Our goal is to remove structural inequalities that limit our ability to represent knowledge from all people and by all people. To this end, we need to meet our users where they are. Today:

  • language is a barrier to sharing in knowledge. Content should be available to our users in their languages.
  • text-only knowledge is a blocker for gathering knowledge, especially from parts of the world that are already left behind. Our systems should become technologically receptive to accepting and allowing editability of new forms of knowledge (e.g., voice for oral knowledge).
  • limits in proficiency and literacy is a blocker for our users. The content and its presentation will need to become a function of these parameters.

Knowledge as a service

Our goal is to offer KAS: both in terms of the infrastructure that supports it as well as the content of it.
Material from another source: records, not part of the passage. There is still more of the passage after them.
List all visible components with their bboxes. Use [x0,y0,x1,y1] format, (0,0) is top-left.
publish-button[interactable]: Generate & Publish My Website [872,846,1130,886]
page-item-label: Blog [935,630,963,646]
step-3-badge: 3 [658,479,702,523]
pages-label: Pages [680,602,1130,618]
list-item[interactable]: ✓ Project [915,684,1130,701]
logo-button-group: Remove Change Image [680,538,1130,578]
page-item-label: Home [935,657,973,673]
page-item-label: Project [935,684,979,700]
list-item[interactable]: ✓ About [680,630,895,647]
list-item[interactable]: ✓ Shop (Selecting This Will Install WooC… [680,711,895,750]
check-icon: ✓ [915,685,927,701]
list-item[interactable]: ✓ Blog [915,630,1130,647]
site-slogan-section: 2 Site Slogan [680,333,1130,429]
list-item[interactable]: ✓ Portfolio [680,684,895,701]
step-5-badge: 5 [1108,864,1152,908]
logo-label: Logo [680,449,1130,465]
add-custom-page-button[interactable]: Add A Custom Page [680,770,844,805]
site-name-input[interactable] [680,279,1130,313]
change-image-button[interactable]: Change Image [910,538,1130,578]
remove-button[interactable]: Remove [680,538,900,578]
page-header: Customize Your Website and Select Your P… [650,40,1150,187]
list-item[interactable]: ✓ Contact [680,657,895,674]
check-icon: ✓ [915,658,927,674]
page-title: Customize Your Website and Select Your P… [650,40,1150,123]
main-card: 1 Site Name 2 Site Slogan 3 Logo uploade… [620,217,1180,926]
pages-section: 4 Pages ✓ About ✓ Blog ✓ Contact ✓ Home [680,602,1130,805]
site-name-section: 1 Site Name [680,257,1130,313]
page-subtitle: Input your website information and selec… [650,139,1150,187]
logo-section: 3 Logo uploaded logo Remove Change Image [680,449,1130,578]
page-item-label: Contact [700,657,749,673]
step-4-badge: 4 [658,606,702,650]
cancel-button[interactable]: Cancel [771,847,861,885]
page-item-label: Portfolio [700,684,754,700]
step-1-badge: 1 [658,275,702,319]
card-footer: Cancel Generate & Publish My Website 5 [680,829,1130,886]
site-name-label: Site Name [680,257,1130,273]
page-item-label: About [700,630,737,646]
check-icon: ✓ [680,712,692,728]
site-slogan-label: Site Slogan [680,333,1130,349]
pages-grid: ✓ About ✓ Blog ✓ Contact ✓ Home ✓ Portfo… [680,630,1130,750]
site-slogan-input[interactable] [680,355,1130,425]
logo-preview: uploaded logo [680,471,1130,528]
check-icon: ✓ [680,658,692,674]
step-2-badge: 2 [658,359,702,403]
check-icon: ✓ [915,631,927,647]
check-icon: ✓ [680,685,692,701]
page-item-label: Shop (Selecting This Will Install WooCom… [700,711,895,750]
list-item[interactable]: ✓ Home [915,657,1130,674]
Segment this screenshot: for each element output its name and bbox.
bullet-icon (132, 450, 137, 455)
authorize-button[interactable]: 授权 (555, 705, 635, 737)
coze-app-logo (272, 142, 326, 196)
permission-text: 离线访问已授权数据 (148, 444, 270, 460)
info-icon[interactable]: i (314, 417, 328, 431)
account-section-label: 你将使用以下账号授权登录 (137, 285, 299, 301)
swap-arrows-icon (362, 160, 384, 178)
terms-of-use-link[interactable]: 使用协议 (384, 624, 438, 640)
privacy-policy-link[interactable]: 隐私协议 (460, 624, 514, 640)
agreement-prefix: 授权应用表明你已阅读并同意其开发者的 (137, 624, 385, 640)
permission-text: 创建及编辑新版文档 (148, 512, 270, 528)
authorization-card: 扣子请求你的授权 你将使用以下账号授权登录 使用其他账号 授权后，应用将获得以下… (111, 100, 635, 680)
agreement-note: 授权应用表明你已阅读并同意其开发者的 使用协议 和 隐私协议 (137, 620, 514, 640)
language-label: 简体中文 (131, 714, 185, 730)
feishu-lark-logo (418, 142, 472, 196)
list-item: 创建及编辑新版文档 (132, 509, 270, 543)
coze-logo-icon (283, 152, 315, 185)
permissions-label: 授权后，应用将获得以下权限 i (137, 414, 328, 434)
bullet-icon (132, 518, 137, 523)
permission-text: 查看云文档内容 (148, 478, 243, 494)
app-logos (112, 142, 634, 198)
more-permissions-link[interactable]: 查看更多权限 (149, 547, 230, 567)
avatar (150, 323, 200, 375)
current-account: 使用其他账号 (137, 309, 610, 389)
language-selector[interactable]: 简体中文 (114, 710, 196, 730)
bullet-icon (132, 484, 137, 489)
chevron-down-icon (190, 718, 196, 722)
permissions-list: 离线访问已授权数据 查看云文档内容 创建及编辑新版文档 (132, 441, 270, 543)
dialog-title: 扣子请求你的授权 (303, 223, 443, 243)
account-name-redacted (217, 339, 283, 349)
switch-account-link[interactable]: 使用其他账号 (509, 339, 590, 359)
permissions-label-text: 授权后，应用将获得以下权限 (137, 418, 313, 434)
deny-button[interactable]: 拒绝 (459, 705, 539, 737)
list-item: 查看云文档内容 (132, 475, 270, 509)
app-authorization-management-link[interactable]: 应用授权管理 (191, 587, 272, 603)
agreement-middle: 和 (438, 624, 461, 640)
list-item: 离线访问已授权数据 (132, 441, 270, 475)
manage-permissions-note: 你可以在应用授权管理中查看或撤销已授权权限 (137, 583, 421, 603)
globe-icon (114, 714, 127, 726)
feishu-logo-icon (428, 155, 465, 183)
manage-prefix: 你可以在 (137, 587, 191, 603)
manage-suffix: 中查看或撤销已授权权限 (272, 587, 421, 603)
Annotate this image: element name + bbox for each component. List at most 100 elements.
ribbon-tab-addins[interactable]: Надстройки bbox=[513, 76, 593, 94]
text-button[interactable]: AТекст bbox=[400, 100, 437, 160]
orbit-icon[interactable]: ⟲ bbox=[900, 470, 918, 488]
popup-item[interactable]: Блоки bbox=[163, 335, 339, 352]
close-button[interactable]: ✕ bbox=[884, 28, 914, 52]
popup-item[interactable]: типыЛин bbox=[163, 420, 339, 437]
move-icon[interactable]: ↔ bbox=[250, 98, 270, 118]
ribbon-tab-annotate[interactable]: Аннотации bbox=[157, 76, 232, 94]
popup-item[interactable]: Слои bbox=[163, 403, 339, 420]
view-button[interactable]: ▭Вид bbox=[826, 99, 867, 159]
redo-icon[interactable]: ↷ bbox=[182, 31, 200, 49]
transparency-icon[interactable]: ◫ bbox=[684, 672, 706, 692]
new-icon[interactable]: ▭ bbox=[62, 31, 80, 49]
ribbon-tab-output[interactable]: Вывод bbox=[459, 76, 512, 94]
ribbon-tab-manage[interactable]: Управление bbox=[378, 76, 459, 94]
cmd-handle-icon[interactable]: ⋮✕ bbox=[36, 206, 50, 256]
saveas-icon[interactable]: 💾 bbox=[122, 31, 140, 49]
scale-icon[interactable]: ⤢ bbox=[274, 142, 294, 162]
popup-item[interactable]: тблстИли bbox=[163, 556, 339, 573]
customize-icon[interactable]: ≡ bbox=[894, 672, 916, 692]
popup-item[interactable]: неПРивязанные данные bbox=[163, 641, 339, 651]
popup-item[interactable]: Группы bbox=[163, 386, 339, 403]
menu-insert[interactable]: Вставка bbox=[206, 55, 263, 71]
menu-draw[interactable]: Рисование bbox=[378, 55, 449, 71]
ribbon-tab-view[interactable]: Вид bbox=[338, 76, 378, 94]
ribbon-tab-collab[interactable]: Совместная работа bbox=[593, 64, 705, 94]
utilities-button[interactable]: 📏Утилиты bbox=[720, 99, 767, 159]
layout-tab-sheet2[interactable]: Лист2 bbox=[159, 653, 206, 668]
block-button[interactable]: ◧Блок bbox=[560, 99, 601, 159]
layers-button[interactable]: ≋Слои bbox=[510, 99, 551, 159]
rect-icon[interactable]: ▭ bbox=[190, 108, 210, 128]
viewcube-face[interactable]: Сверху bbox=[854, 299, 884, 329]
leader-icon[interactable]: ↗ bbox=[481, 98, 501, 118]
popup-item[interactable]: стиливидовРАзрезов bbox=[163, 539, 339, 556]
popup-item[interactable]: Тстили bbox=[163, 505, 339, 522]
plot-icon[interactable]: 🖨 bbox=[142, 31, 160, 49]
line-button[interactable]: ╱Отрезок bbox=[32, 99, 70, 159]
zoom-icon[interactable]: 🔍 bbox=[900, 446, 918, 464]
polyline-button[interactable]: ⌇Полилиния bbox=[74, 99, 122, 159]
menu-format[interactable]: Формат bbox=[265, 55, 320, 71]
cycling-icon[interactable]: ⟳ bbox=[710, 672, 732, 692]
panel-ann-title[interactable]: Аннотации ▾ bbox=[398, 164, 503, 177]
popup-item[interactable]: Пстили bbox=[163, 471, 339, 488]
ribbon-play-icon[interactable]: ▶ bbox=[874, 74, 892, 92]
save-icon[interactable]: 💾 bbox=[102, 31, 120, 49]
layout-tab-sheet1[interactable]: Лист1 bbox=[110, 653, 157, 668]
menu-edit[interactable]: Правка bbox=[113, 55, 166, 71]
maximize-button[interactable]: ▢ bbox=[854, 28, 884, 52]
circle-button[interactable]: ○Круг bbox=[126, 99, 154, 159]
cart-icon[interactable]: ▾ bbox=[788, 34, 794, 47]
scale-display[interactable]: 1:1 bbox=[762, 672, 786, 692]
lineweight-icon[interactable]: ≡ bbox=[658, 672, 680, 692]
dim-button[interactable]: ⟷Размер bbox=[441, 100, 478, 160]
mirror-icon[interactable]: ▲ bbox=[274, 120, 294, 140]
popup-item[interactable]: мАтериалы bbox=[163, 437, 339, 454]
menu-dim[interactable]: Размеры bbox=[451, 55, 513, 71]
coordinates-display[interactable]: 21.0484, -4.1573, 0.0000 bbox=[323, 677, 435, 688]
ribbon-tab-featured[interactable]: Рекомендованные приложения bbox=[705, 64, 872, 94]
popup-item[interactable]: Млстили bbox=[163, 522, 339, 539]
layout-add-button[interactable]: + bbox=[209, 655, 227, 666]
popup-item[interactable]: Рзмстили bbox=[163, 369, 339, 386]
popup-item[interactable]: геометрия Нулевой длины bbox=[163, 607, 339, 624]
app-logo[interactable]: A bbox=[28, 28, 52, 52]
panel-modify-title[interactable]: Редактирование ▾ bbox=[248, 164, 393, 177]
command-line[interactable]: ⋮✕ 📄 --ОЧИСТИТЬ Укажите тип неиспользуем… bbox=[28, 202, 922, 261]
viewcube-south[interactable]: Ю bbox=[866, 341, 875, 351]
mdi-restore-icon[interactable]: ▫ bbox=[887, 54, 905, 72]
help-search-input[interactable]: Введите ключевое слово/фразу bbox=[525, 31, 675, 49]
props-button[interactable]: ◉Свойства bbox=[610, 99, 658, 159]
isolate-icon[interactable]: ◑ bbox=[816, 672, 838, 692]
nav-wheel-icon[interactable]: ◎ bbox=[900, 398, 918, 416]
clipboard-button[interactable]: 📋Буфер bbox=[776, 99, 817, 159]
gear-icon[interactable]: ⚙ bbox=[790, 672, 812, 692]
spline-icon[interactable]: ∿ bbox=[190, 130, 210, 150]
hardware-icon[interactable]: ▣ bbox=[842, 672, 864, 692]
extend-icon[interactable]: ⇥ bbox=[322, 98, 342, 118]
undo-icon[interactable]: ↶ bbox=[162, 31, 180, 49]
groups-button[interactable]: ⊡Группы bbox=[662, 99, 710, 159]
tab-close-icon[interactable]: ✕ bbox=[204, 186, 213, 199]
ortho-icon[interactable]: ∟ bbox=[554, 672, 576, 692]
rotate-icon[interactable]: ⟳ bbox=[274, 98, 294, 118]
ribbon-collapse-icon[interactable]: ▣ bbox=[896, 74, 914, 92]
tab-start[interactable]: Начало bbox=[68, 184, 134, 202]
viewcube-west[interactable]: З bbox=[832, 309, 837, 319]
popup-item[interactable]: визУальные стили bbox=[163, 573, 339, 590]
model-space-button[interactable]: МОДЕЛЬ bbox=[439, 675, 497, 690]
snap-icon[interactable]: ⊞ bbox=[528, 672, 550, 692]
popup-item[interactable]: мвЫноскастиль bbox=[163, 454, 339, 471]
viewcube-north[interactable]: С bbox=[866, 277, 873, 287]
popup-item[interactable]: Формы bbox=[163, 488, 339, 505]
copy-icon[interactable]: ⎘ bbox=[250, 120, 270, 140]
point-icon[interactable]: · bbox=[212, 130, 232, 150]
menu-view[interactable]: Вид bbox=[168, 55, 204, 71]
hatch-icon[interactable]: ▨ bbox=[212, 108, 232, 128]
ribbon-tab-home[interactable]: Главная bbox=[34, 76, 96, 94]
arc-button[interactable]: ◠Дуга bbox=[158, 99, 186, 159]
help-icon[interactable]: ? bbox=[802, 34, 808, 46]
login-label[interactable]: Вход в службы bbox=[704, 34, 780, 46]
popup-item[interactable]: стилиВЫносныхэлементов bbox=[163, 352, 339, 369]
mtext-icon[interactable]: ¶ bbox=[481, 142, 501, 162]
To do this, we need to:

  • empower our users to learn, create, and go beyond consuming content: Wikimedia projects' talk and discussion pages are an asset for building systems that can help our users think critically and learn how to deliberate. We need to do research to surface this critical thinking and step by step deliberation to gain insights from it, and share it with others as part of our KAS effort.
  • do research and development on building systems where deliberation and decision making can be possible at scale. Today, there is no such system available but one of the building blocks of KAS is infrastructure for discussion, deliberation, and decision making.
  • empower our users with ways to assess the trustworthiness of the content. Trust and reputation become especially important as we move to new forms of knowledge such as oral knowledge. We should do research to build trust and reputation models for Wikimedia and its users and understand how to surface such metrics as measures of reliability of the knowledge we serve.